Neoclassical/Minnesota macro people would have us believe that formal mathematical models are the best language to describe the economy, because math is the most precise descriptor of the natural world. But precision and accuracy are two very different things; the amount of math needed to accurately describe a system as huge and complex as an economy is far beyond what Minnesota macroeconomists can do, and the data they have to work with is far patchier than what Pasteur knew about the human body in 1862.

And so the neoclassical people resort to making the models that their math permits them to make - simplistic silly models with easy math that describe little and predict absolutely nothing. Yet this approach survives and dominates, because A) the sneering of the Minnesota people lowers the reputation of any macroeconomist who refuses to speak in pure math, and B) Republican types are willing to shell out big bucks to economists who produce simplistic silly models (i.e. models too simple for government to have a useful role).

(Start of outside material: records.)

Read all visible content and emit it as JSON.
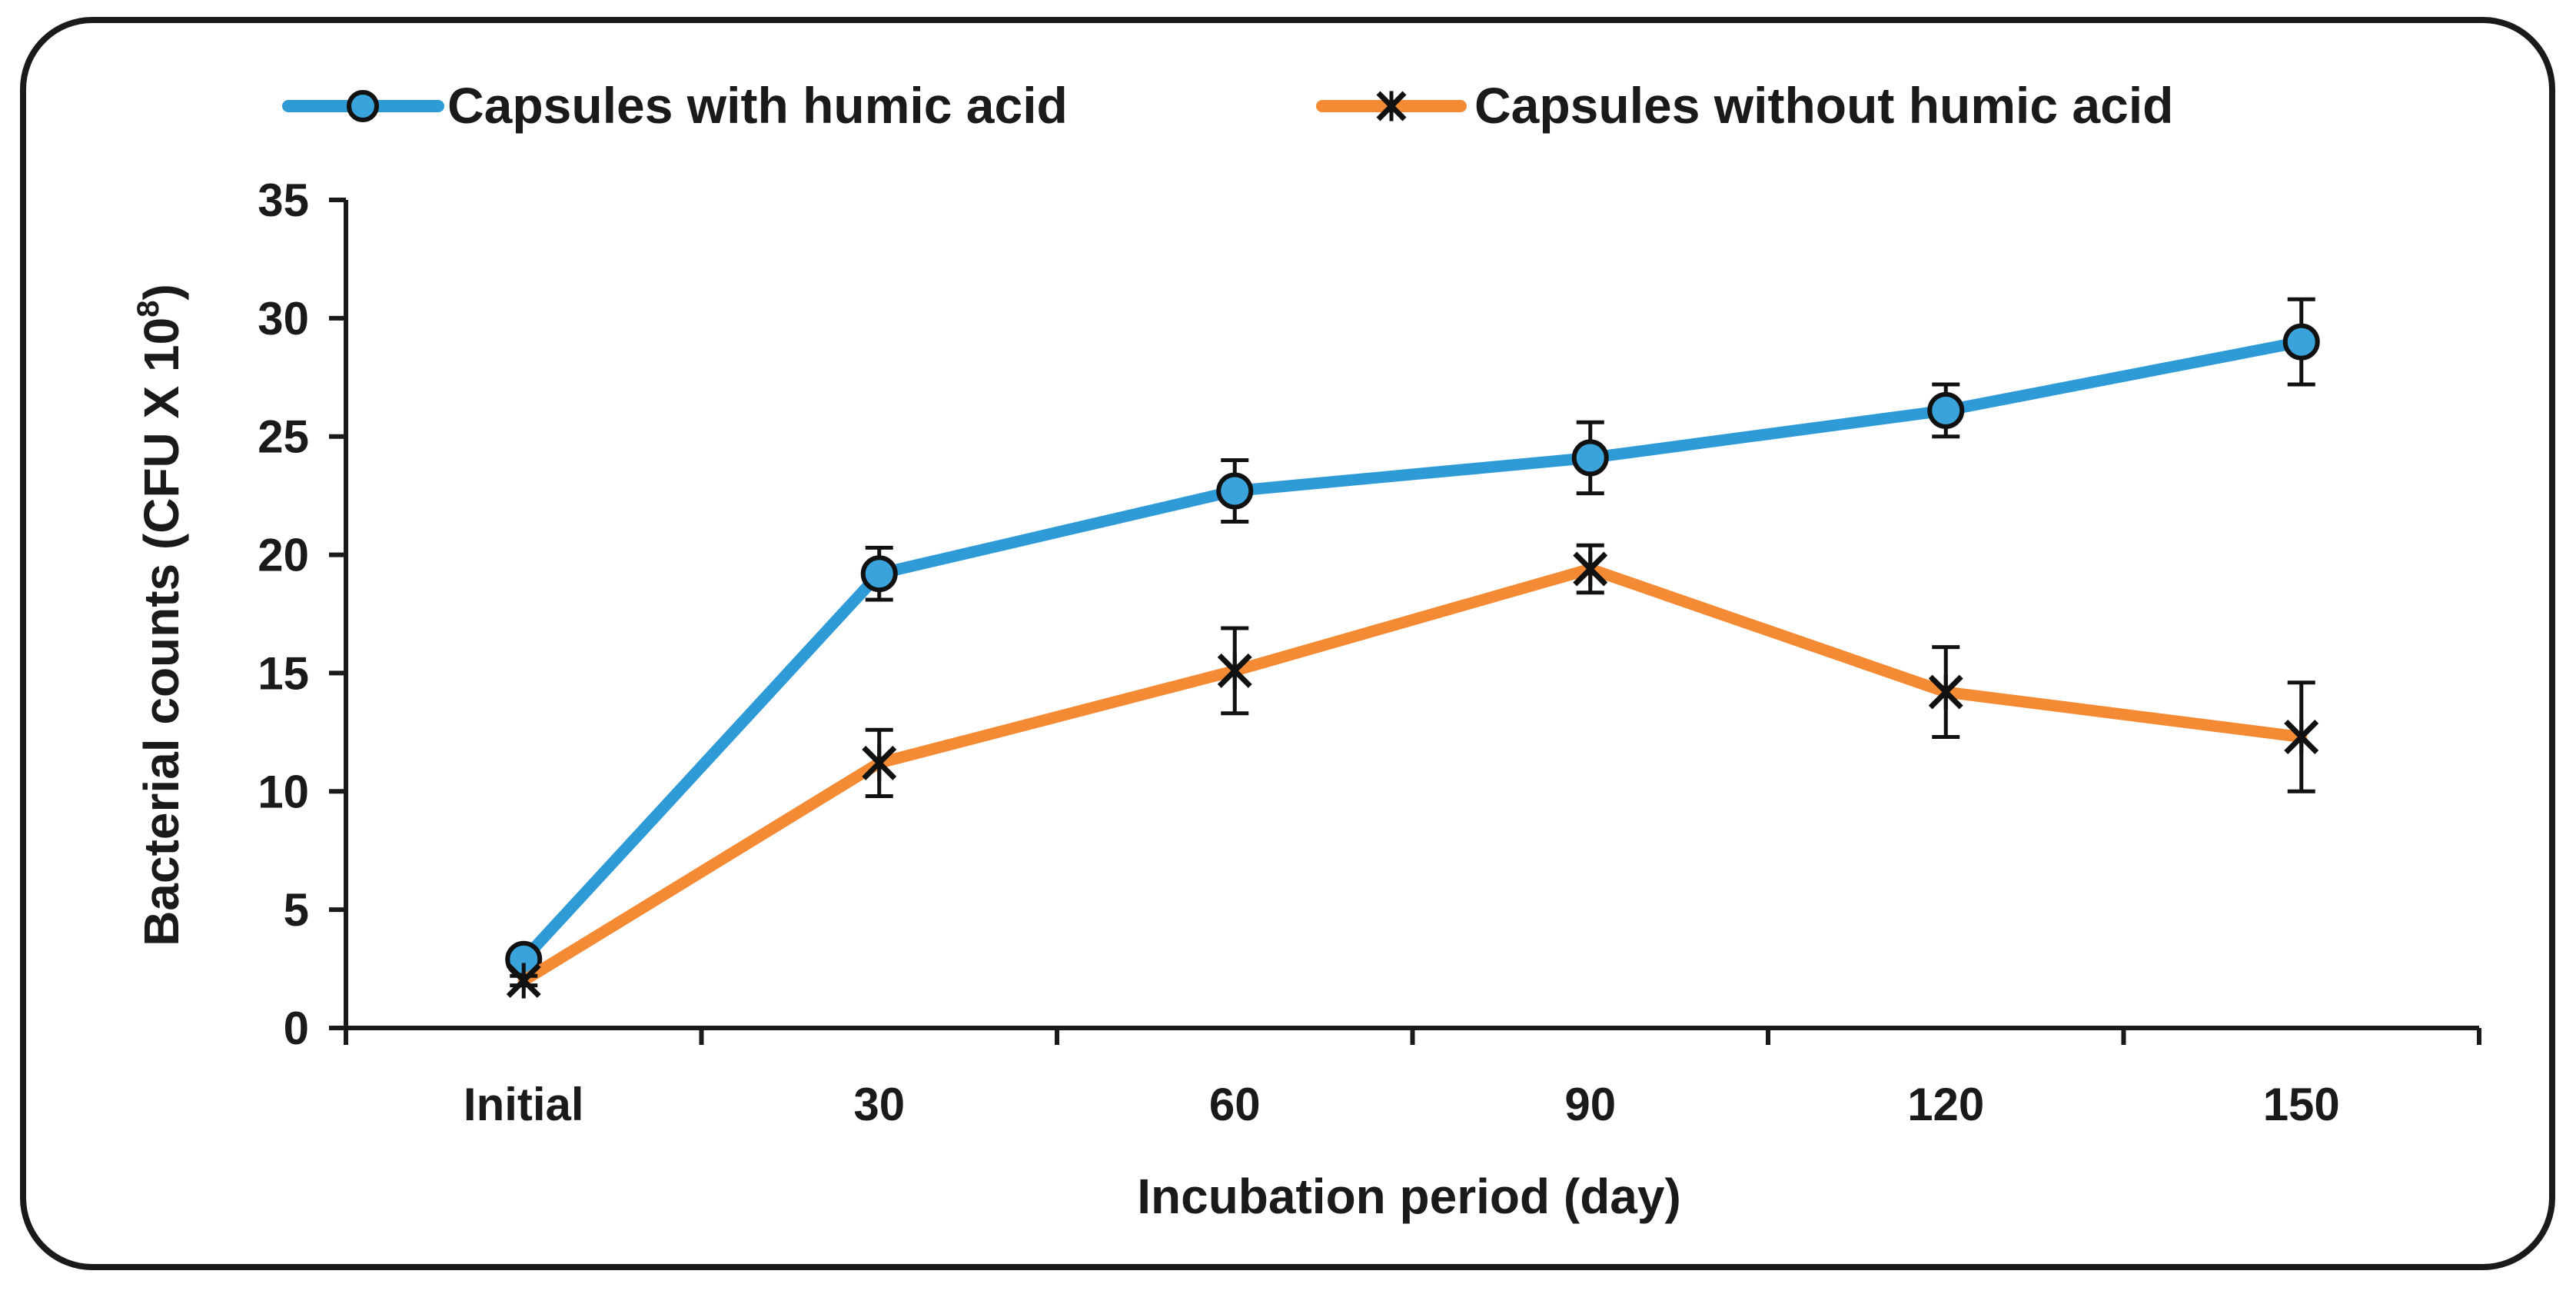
{
  "chart_data": {
    "type": "line",
    "title": "",
    "xlabel": "Incubation period (day)",
    "ylabel": "Bacterial counts (CFU X 10",
    "ylabel_superscript": "8",
    "ylabel_suffix": ")",
    "categories": [
      "Initial",
      "30",
      "60",
      "90",
      "120",
      "150"
    ],
    "ylim": [
      0,
      35
    ],
    "yticks": [
      0,
      5,
      10,
      15,
      20,
      25,
      30,
      35
    ],
    "ytick_labels": [
      "0",
      "5",
      "10",
      "15",
      "20",
      "25",
      "30",
      "35"
    ],
    "grid": false,
    "legend_position": "top",
    "series": [
      {
        "name": "Capsules with humic acid",
        "marker": "circle",
        "color": "#2E9BD6",
        "marker_fill": "#3BA3DC",
        "values": [
          2.9,
          19.2,
          22.7,
          24.1,
          26.1,
          29.0
        ],
        "errors": [
          0.3,
          1.1,
          1.3,
          1.5,
          1.1,
          1.8
        ]
      },
      {
        "name": "Capsules without humic acid",
        "marker": "star",
        "color": "#F58A34",
        "marker_fill": "#111111",
        "values": [
          2.0,
          11.2,
          15.1,
          19.4,
          14.2,
          12.3
        ],
        "errors": [
          0.2,
          1.4,
          1.8,
          1.0,
          1.9,
          2.3
        ]
      }
    ]
  },
  "colors": {
    "frame": "#1a1a1a",
    "axis": "#1a1a1a",
    "error_bar": "#111111"
  }
}
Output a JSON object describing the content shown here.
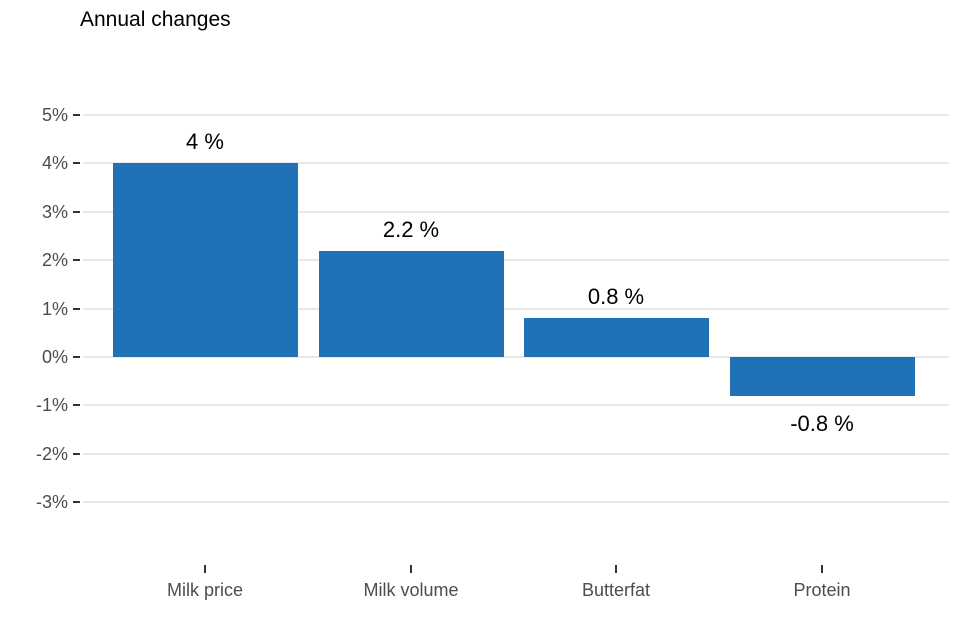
{
  "chart_data": {
    "type": "bar",
    "title": "Annual changes",
    "categories": [
      "Milk price",
      "Milk volume",
      "Butterfat",
      "Protein"
    ],
    "values": [
      4,
      2.2,
      0.8,
      -0.8
    ],
    "value_labels": [
      "4 %",
      "2.2 %",
      "0.8 %",
      "-0.8 %"
    ],
    "y_ticks": [
      5,
      4,
      3,
      2,
      1,
      0,
      -1,
      -2,
      -3
    ],
    "y_tick_labels": [
      "5%",
      "4%",
      "3%",
      "2%",
      "1%",
      "0%",
      "-1%",
      "-2%",
      "-3%"
    ],
    "ylim": [
      -3.8,
      5.5
    ],
    "xlabel": "",
    "ylabel": "",
    "grid": true,
    "legend": false,
    "colors": {
      "bar": "#2071B5",
      "gridline": "#E8E8E8",
      "tick": "#333333",
      "axis_text": "#4D4D4D",
      "value_label": "#000000",
      "title": "#000000",
      "background": "#FFFFFF"
    }
  }
}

I am not suggesting that economists give up math as an analytical tool. Indeed, economists should get a lot better at math, and diversify their mathematical toolkits. But we should recognize that an economy is a very complex system - possibly as complex as a human body - and that we should therefore rely on naturalistic observation first and foremost. Only once we understand a few things about how the economy works, from watching how it works and from poking around in it, should we whip out the math and start making formal predictive models. And to be honest, I don't think macro is there yet. Williamson is putting the cart before the horse.